Industry-led contests have long been a reliable way to gather interest in a topic, but can they improve an ML algorithm?
Think you know the price of your home better than Zillow does?There might be a $1 million prize for those who can prove it.
The Zestimate score was launched in 2006 to help people estimate the price of a home, whether it’s their own and they’re looking to see whether their asset is gaining in value, or whether they’re looking for a new home and want to see if their offer is fair. Prior to the Zestimate becoming available, only appraisers, mortgage lenders, and real estate agents had access to computer-driven valuations of homes, and the score has been a fundamental component of the company’s growth over the last decade
But, according to Zillow, the Zestimate algorithm is in need of an overhaul, and they’re hoping that a team of data scientists and engineers can push their code to a new level of refinement.
That said, the algorithm is already surprisingly expansive and effective—more than 110 million homes across the country are scored with 7.5 million machine learning (ML) models that examine “hundreds of data points on each individual home.” Some of those data points include data from country and tax assessor records, plus facts uploaded directly by homeowners. All of these calculations result in a median absolute percent error of 5 percent, much improved from 14 percent when the algorithm was first put into action back in 2006.
Stan Humphries, creator of the Zestimate home valuation and Zillow Group chief analytics officer, said in a statement, “While that error rate is incredibly low, we know the next round of innovation will come from imaginative solutions involving everything from deep learning to hyperlocal data sets—the type of work perfect for crowdsourcing within a competitive environment.”
When the contest is completed, and the new algorithm deployed, it will be the biggest change in the algorithm since 2011. And perhaps the change can’t come fast enough, considering that Zillow was just sued by a disgruntled homeowner claiming that the Zestimate repeatedly undervalued her home, making it impossible to sell.

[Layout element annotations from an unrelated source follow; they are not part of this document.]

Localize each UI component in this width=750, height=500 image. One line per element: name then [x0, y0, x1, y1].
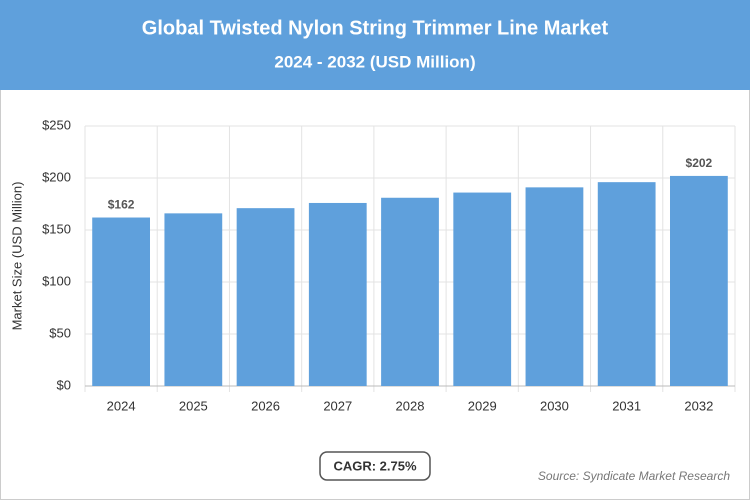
y-tick-label: $100	[42, 273, 71, 288]
y-tick-label: $250	[42, 117, 71, 132]
y-tick-label: $50	[49, 325, 71, 340]
bar	[670, 175, 728, 386]
y-tick-label: $0	[57, 377, 71, 392]
bar	[92, 217, 150, 386]
cagr-box	[319, 451, 431, 481]
x-tick-label: 2025	[179, 398, 208, 413]
bar	[525, 187, 584, 386]
header	[0, 0, 750, 90]
y-axis-label: Market Size (USD Million)	[9, 182, 24, 331]
cagr-label: CAGR: 2.75%	[333, 458, 417, 473]
value-label: $202	[686, 156, 713, 170]
bar	[308, 202, 367, 386]
x-tick-label: 2027	[323, 398, 352, 413]
source: Source: Syndicate Market Research	[538, 469, 730, 483]
bar	[597, 182, 656, 386]
bar	[453, 192, 512, 386]
value-label: $162	[108, 198, 135, 212]
bar	[236, 208, 295, 386]
chart-subtitle: 2024 - 2032 (USD Million)	[274, 52, 475, 71]
x-tick-label: 2024	[107, 398, 136, 413]
x-tick-label: 2031	[612, 398, 641, 413]
x-tick-label: 2028	[396, 398, 425, 413]
y-tick-label: $150	[42, 221, 71, 236]
x-tick-label: 2026	[251, 398, 280, 413]
bar	[164, 213, 223, 386]
y-tick-label: $200	[42, 169, 71, 184]
x-tick-label: 2032	[684, 398, 713, 413]
bar	[381, 197, 439, 386]
chart-title: Global Twisted Nylon String Trimmer Line…	[142, 17, 609, 39]
x-tick-label: 2029	[468, 398, 497, 413]
x-tick-label: 2030	[540, 398, 569, 413]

This contest, managed by Kaggle, represents the first time that anyone outside Zillow will be able to see how the Zestimate algorithm works. Between now and October 2017, individuals or teams can download a competition dataset for analysis, and work to develop a model that improves the Zestimate’s residual error. The most successful 100 teams will be invited for a final round, where their predicted values will be compared against actual home sales between August and October 2018.

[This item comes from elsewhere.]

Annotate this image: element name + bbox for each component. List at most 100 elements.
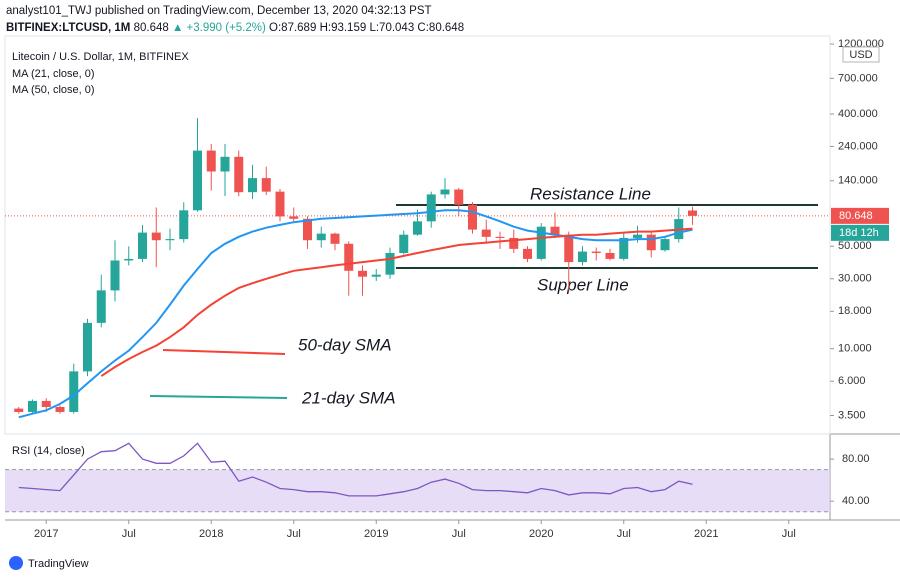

The winner will be decided on which is most successful beating out Zillow’s own algorithm, plus that of the competition.
Can contests really generate ML change?
At first glance, the Zillow Prize might seem like an odd method of enabling innovation among the company’s data science and algorithmic technology. It seems like one more obvious solution would be to simply hire more data scientists and engineers who can throw more ideas at the problem.
One reason might be that public, industry-led contests have long been a reliable way to gather interest in a topic that might have otherwise gone unnoticed, or convince people to start searching for better ways of performing old tasks. There is also something to be said for having a set of fresh eyes on a given problem.
The XPRIZE organization is famous for its wide-ranging public competitions for everything from suborbital spaceflight to oil cleanups and much more. In fact, much earlier, both early aviators and adventurous sailors were pushed to innovate because of big cash prizes.
More recently, prizes have been used to create better AI-driven cancer screening solutions, which have resulting in pathology screenings that combine human and AI intelligence to achieve a 99.5 percent success rate—far better than the 96 percent that humans could achieve alone.
These prizes end up generating a certain degree of buzz that simply isn’t possible with internal developments, and generally speaking, the results tend to be made at least partially public, which results in even further development.
It’s not dissimilar to the difference between closed and open source technology, the latter of which is used widely in AI and ML implementations—the leading ML platforms, such as TensorFlow, Caffe, the Microsoft Cognitive Toolkit (CNTK), Apache’s PredictionIO, are all freely available for researchers and developers who want to leverage their capabilities.
One can only hope that, in the spirit of opening this effort up to the public, Zillow would follow through with some new information that others can download and learn from or innovate off of. There is no word from Zillow at this time, so we’ll have to wait until sometime in 2019 to hear more.